FUTURE-AI: A Global framework to build trust in healthcare AI

FUTURE_AI

AI adoption is steadily increasing, but trust remains a well-known challenge. Concerns over bias, safety, and transparency are often raised in this regard.

A recent paper from an international team of 117 experts across 50 countries introduces the FUTURE-AI framework, designed to make AI in healthcare fairer, more reliable, and more usable. Built on six core principles: fairness, universality, traceability, usability, robustness, and explainability - the FUTURE-AI framework outlines 30 best practices for developing and deploying AI that works across diverse populations and clinical settings.

The goal? Safer, more transparent AI that clinicians and patients can trust.

The framework seems to be a combination of requirements from the ALTAI guidelines, AI Act, MDR and FAIR principles, but now internationally backed with authors from 50 countries. Could this be a start of AI legislation outside of Europe as well...?

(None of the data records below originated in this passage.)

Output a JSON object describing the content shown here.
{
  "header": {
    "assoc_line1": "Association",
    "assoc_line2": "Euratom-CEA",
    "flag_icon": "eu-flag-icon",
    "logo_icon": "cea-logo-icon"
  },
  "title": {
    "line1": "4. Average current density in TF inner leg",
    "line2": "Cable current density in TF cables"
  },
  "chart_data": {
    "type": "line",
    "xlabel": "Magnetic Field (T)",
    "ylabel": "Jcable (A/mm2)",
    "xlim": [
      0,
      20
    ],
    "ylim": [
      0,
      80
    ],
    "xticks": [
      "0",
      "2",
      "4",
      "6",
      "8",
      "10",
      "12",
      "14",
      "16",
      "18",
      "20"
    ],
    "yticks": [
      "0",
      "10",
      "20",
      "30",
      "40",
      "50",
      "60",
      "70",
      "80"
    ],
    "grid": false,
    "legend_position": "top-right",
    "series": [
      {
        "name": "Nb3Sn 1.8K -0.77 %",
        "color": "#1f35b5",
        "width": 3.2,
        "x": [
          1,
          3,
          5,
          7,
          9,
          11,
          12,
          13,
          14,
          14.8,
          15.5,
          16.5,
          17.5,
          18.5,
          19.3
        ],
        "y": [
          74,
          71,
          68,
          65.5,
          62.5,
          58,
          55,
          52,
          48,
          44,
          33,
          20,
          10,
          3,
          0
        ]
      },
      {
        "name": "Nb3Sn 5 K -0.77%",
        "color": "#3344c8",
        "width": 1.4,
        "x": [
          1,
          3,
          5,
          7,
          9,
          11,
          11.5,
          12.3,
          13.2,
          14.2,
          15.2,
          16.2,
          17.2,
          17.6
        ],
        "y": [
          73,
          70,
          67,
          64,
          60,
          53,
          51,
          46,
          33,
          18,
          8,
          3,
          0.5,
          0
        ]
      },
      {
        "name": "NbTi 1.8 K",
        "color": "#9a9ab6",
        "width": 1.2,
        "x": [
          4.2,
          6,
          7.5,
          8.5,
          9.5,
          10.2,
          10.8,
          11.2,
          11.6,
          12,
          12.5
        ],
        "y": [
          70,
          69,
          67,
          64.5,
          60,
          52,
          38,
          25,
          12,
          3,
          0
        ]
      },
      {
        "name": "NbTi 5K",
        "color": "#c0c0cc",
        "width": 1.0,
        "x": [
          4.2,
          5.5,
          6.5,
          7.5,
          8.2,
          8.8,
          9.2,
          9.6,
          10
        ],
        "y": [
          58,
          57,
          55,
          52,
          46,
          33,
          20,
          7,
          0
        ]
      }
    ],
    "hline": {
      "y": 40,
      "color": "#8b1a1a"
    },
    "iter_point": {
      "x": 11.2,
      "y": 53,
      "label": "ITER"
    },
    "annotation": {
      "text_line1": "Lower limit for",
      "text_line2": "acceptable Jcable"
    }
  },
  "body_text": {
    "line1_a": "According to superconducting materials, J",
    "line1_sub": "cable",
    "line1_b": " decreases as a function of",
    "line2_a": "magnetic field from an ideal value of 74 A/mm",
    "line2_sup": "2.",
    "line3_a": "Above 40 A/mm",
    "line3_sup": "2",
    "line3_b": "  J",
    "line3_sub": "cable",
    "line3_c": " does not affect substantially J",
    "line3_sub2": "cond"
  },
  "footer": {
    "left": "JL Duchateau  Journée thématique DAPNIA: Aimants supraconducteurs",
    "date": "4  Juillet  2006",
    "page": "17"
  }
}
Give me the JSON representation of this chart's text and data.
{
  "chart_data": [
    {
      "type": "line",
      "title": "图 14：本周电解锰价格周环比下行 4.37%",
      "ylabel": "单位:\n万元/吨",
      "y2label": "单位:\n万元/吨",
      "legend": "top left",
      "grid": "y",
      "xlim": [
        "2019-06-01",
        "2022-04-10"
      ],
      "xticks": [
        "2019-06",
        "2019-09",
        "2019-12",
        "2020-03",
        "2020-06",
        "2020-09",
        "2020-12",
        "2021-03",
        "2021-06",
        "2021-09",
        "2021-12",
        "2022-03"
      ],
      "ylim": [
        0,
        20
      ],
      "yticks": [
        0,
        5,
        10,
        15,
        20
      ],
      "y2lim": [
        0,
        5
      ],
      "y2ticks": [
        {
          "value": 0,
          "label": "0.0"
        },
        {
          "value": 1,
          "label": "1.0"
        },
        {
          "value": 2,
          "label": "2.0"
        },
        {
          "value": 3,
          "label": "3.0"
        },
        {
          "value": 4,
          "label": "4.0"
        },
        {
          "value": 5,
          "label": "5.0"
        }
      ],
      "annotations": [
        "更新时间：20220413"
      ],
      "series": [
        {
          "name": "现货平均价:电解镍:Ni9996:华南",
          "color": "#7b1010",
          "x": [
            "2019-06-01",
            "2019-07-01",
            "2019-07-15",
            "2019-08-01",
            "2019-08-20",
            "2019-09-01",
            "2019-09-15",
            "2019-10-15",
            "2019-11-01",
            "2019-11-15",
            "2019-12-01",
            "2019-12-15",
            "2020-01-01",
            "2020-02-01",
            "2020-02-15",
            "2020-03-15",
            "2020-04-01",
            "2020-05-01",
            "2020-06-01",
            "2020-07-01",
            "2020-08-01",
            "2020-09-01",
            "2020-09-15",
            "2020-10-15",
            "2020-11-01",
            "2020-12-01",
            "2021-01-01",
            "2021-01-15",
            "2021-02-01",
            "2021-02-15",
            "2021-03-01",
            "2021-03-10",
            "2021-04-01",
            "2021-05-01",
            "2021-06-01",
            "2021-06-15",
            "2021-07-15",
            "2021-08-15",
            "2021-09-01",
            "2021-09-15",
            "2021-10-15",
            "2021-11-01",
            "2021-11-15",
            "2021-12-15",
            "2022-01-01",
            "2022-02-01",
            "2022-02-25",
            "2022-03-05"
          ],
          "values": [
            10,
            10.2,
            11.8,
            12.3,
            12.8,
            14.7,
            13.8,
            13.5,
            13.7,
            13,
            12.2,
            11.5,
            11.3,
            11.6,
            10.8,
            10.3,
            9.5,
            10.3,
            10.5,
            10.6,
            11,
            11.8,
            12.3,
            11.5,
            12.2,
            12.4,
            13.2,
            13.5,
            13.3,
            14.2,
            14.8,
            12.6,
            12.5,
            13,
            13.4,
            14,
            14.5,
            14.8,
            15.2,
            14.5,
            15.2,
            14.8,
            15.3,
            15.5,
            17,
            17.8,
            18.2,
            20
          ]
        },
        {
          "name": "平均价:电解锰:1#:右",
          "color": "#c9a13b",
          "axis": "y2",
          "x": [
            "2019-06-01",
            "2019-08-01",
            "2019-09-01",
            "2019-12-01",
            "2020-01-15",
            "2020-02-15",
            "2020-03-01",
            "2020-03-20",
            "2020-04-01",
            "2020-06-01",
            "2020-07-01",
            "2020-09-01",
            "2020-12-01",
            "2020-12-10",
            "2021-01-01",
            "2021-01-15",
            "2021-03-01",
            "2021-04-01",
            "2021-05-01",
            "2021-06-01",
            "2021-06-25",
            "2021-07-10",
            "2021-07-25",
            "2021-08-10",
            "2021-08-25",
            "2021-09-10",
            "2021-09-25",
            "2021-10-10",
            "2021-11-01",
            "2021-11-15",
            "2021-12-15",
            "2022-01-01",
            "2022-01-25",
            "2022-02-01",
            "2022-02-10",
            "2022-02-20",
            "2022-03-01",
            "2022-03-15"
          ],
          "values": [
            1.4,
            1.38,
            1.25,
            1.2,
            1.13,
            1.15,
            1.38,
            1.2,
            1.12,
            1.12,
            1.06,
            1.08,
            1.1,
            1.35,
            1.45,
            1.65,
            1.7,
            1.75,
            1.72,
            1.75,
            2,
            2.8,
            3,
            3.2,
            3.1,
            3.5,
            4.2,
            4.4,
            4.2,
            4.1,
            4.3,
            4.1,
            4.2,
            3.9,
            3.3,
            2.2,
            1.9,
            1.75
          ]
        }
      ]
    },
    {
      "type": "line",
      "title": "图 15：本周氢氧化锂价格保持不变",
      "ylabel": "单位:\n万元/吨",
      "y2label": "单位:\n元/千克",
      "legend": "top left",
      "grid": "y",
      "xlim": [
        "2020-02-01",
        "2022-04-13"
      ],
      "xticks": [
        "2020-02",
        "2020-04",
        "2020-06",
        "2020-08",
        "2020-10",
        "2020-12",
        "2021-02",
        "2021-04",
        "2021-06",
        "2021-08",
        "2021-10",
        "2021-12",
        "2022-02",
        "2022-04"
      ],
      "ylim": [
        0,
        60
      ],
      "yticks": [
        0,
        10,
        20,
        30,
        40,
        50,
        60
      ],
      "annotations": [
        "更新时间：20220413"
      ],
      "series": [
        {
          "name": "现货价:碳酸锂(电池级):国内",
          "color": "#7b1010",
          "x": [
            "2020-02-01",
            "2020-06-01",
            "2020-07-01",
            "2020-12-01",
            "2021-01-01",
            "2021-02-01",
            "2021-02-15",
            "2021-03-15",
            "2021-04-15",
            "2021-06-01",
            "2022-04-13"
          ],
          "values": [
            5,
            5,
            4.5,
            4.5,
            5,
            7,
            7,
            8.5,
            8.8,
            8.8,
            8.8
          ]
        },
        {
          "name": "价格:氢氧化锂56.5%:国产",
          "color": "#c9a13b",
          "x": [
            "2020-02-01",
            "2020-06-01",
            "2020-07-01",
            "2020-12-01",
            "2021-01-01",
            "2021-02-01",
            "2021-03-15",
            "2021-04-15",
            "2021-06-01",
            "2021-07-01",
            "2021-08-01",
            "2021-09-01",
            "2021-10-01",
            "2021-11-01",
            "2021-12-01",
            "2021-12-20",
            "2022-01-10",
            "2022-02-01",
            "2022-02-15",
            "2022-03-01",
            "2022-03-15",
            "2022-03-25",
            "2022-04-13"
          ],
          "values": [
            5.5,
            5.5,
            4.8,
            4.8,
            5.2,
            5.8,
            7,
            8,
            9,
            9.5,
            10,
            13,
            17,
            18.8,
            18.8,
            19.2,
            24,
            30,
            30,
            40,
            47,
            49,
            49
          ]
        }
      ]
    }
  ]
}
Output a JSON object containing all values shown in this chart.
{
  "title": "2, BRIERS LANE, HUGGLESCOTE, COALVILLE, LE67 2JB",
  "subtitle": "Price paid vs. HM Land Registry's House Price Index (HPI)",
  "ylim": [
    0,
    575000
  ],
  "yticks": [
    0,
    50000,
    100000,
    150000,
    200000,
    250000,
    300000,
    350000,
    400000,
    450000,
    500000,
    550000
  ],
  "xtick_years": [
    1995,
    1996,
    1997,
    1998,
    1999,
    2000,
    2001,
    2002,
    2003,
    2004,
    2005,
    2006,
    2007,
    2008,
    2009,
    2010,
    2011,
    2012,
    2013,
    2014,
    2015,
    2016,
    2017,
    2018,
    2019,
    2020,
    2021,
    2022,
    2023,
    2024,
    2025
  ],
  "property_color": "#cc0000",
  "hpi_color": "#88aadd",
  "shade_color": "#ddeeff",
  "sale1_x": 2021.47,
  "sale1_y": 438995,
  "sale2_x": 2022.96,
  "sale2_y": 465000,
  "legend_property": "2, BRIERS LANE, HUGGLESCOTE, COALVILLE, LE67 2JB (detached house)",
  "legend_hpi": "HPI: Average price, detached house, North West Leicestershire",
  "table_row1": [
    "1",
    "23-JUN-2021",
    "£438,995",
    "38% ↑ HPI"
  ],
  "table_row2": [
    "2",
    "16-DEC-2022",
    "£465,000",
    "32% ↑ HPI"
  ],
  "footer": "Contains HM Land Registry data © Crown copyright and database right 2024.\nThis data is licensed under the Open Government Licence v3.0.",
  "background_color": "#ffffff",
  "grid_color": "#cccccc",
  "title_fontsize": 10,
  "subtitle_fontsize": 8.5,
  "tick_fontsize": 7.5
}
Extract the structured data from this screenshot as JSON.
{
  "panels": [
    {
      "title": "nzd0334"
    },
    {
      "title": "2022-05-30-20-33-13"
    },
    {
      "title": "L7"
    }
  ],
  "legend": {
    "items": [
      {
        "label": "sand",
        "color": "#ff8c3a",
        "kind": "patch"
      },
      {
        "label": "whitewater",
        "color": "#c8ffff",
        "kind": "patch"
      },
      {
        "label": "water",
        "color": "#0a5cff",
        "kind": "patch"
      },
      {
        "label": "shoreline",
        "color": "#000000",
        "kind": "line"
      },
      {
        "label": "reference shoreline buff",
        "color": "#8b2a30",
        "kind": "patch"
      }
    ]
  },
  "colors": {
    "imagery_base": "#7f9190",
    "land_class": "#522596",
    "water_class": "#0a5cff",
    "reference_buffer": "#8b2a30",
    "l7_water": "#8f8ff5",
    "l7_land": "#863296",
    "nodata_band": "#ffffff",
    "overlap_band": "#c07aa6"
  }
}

Read the full paper to explore the implications of this framework for AI adoption in radiology.


Read full study

FUTURE-AI: international consensus guideline for trustworthy and deployable artificial intelligence in healthcare

BMJ, 2025

Abstract

Despite major advances in artificial intelligence (AI) research for healthcare, the deployment and adoption of AI technologies remain limited in clinical practice. This paper describes the FUTURE-AI framework, which provides guidance for the development and deployment of trustworthy AI tools in healthcare. The FUTURE-AI Consortium was founded in 2021 and comprises 117 interdisciplinary experts from 50 countries representing all continents, including AI scientists, clinical researchers, biomedical ethicists, and social scientists. Over a two year period, the FUTURE-AI guideline was established through consensus based on six guiding principles—fairness, universality, traceability, usability, robustness, and explainability. To operationalise trustworthy AI in healthcare, a set of 30 best practices were defined, addressing technical, clinical, socioethical, and legal dimensions. The recommendations cover the entire lifecycle of healthcare AI, from design, development, and validation to regulation, deployment, and monitoring.